インドで爪切りが“バズった” 手食文化に目を付けた「貝印」の工夫とは?

爪の裏の汚れを取り除くためのピックが付いた「KAI Tsumekiri」
爪の裏の汚れを取り除くためのピックが付いた「KAI Tsumekiri」

 新型コロナウイルスの感染が拡大するインドで、日本の刃物メーカー「貝印」(東京・千代田区)の爪切り「KAI Tsumekiri」が爆売れしている。同商品は、インド特有の習慣に合わせた“ある工夫”が施され、コロナ禍で衛生意識の高まりも追い風となり、現地で高い支持を得ている。(奥津 友希乃)

 老舗刃物メーカーの爪切りが、約5800キロ離れたインドで熱視線を浴びている。

 インドでは新型コロナウイルスの感染者が現在、1日当たり6万人前後のペースで確認されている。3~5月には「全土封鎖」を実施したものの、今月13日には感染者数最多の米国に次いで、累計感染者数700万人の大台を超えた。

 感染拡大が続く中、衛生観念に変化が起こりつつある。インドでは、カレーなどを手で直接取って食べる「手食文化」が残っていながらも、爪を清潔に保つ文化が根付いていない。コロナ禍で手先への衛生意識が高まり、注目が集まったのが、貝印がインドで製造・販売する「KAI Tsumekiri」(199ルピー=約280円)だ。

 同社が日本で販売する約450種類の爪切りにはない、インド仕様ならではの“ある工夫”が大ヒットを生んだ。同商品をよく見ると、先がとがった小型ナイフのようなものが付いている。同社広報担当者によると、「手でものを食べるインド人の習慣に合わせ、爪の間の汚れを取るピックが取り付けられています」。

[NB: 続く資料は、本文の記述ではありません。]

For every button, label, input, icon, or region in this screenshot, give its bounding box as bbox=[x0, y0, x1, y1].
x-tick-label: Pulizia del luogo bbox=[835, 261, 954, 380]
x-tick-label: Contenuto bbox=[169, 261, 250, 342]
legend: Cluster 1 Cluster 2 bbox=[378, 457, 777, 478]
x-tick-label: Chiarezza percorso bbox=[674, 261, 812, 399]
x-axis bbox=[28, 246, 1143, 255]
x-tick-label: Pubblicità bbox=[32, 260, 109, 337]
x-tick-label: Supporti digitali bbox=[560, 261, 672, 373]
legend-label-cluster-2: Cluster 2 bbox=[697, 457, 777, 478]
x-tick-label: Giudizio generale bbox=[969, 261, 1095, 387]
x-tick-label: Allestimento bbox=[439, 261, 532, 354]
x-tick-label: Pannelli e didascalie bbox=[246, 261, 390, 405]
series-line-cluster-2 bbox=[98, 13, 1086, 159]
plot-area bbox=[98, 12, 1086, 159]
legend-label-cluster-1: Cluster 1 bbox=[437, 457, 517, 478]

 ピックに加え、日本では一般的な切った爪が飛び散るのを防止するケースが付いていることや、刃先の切れ味の良さが反響を呼び、売上高前年比は5・6倍と急伸。6月には、同社がインド事業を開始した2012年以降で、売り上げが史上最高を記録。オンライン販売も好調で、「Amazon India」の海外爪切り部門で1位を獲得するなど爆売れ中だ。

 インドの爪切り事情を同社担当者は、「歯でかじったりナイフで切ったりする人もいる。現地で販売されている爪切りは刃先の質が良くないものも多く、切るというより、ちぎるイメージに近いです」と明かす。

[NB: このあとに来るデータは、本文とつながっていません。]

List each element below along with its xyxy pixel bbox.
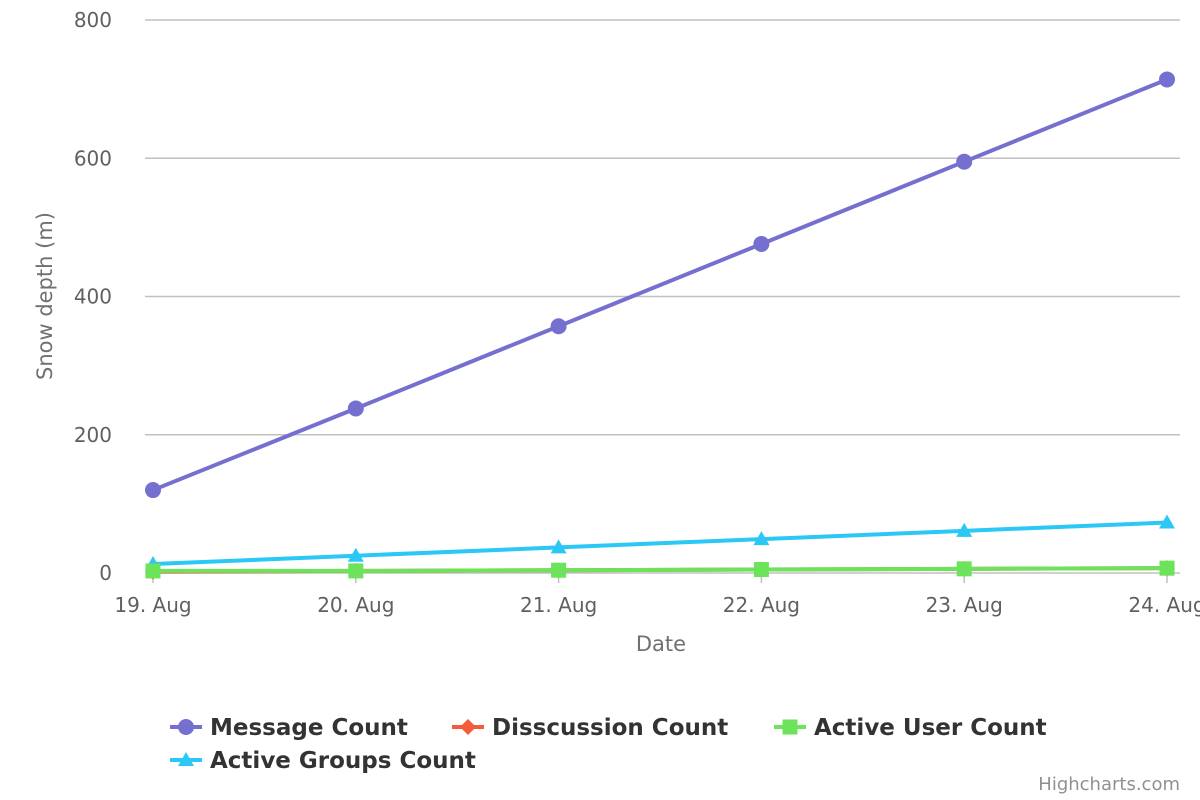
credits-link[interactable]: Highcharts.com xyxy=(1038,774,1180,795)
y-axis-title: Snow depth (m) xyxy=(33,212,57,380)
axes xyxy=(145,572,1180,583)
legend-symbol-diamond-icon[interactable] xyxy=(460,719,476,735)
series-active-groups-count xyxy=(145,514,1175,571)
legend-item-disscussion-count[interactable]: Disscussion Count xyxy=(452,715,728,741)
x-tick-label: 23. Aug xyxy=(926,593,1003,617)
x-axis-tick-labels: 19. Aug 20. Aug 21. Aug 22. Aug 23. Aug 24. A… xyxy=(114,593,1200,617)
data-point-message-count[interactable] xyxy=(753,235,770,252)
data-point-message-count[interactable] xyxy=(956,153,973,170)
y-tick-label-600: 600 xyxy=(74,146,112,170)
x-tick-label: 21. Aug xyxy=(520,593,597,617)
legend-label: Active Groups Count xyxy=(210,748,476,774)
series-line-active-user-count xyxy=(151,566,1169,573)
legend-label: Active User Count xyxy=(814,715,1047,741)
data-point-active-groups-count[interactable] xyxy=(956,522,973,537)
data-point-message-count[interactable] xyxy=(1159,71,1175,88)
y-tick-label-400: 400 xyxy=(74,285,112,309)
data-point-message-count[interactable] xyxy=(347,400,364,417)
x-tick-label: 22. Aug xyxy=(723,593,800,617)
data-point-active-groups-count[interactable] xyxy=(550,539,567,554)
data-point-active-groups-count[interactable] xyxy=(347,547,364,562)
data-point-active-user-count[interactable] xyxy=(956,561,972,577)
data-point-active-user-count[interactable] xyxy=(348,563,364,579)
y-tick-label-0: 0 xyxy=(99,561,112,585)
legend: Message Count Disscussion Count Active Use… xyxy=(170,715,1047,774)
series-line-message-count xyxy=(151,77,1169,493)
legend-label: Disscussion Count xyxy=(492,715,728,741)
x-axis-title: Date xyxy=(636,632,686,656)
legend-symbol-circle-icon[interactable] xyxy=(178,719,194,735)
legend-symbol-triangle-icon[interactable] xyxy=(178,752,194,766)
legend-symbol-square-icon[interactable] xyxy=(782,719,798,735)
x-tick-label: 19. Aug xyxy=(114,593,191,617)
y-tick-label-200: 200 xyxy=(74,423,112,447)
legend-item-active-groups-count[interactable]: Active Groups Count xyxy=(170,748,476,774)
data-point-active-groups-count[interactable] xyxy=(1159,514,1175,529)
series-active-user-count xyxy=(145,560,1175,579)
grid-lines xyxy=(145,19,1180,436)
data-point-active-user-count[interactable] xyxy=(145,563,161,579)
x-tick-label: 20. Aug xyxy=(317,593,394,617)
data-point-active-user-count[interactable] xyxy=(753,562,769,578)
data-point-active-user-count[interactable] xyxy=(551,562,567,578)
x-tick-label: 24. Aug xyxy=(1128,593,1200,617)
y-tick-label-800: 800 xyxy=(74,8,112,32)
data-point-message-count[interactable] xyxy=(550,318,567,335)
legend-item-active-user-count[interactable]: Active User Count xyxy=(774,715,1047,741)
y-axis-tick-labels: 0 200 400 600 800 xyxy=(74,8,112,585)
series-message-count xyxy=(145,71,1175,499)
legend-item-message-count[interactable]: Message Count xyxy=(170,715,408,741)
legend-label: Message Count xyxy=(210,715,408,741)
data-point-active-user-count[interactable] xyxy=(1159,560,1175,576)
series-line-active-groups-count xyxy=(151,520,1169,567)
data-point-active-groups-count[interactable] xyxy=(753,531,770,546)
data-point-message-count[interactable] xyxy=(145,482,161,499)
series-group xyxy=(145,71,1175,580)
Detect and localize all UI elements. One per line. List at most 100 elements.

 都市と農村部で貧富の格差が激しいインドでは、生活レベルによって爪の処理に対する意識のばらつきも大きいという。同社はインドに「爪切りで衛生的に爪を切る文化を作りたい」との思いから、感染拡大後の3月から爪切りを無料配布する活動も開始。すでに約3500個を公立学校に送付するなど、「Tsumekiri」はインドの生活必需品になりつつある。

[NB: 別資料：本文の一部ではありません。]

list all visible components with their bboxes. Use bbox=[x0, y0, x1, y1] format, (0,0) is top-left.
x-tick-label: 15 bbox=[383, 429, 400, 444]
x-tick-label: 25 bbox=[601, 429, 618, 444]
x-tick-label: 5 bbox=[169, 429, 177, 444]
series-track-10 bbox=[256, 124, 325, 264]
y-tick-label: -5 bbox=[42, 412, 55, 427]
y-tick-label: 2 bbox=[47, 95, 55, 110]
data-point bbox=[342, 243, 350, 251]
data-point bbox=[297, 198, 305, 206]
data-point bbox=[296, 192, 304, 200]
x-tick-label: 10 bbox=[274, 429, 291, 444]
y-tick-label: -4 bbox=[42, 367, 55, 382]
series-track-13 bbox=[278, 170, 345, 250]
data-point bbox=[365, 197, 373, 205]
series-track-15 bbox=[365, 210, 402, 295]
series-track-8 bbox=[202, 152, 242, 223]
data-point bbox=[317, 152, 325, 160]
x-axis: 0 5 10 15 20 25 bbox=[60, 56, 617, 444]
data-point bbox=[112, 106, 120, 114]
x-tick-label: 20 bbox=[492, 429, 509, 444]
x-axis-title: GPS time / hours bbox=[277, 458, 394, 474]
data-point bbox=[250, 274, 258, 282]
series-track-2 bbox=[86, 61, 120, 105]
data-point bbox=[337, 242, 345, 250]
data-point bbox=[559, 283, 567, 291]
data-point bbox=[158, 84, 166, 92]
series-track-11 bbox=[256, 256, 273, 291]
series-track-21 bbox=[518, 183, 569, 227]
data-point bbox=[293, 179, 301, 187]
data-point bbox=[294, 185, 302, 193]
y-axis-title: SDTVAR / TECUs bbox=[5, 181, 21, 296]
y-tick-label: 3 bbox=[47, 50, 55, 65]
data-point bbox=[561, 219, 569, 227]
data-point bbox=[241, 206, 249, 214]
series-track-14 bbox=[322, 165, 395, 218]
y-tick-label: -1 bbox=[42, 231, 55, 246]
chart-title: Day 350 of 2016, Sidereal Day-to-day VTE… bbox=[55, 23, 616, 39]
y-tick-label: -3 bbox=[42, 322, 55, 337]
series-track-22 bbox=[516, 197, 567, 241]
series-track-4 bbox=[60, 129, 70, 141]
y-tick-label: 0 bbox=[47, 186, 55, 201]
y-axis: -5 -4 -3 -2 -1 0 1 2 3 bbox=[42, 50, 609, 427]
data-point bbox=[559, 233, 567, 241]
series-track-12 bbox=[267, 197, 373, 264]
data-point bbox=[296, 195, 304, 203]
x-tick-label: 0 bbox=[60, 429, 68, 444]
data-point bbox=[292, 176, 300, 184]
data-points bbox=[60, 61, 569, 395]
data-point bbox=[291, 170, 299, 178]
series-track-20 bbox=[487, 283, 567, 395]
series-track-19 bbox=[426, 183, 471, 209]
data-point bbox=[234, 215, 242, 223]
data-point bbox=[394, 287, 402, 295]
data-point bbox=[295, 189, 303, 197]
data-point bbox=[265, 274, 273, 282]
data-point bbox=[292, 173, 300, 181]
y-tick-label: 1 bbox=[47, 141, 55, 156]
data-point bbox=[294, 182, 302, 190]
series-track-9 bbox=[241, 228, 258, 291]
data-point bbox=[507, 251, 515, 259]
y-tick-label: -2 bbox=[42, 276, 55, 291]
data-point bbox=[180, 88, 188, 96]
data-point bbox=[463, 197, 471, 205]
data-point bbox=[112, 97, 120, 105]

 ◆貝印 岐阜県で1908年(明治41年)創業。98年に世界初の替え刃式3枚刃カミソリを発売した。約100の国と地域で刃物を用いた調理器具や、衛生用品を製造・販売している。2012年にインドで事業を開始。17年に首都ニューデリーに同国内初の直営店「kai shop」をオープンし、爪切りや包丁、カミソリを販売している。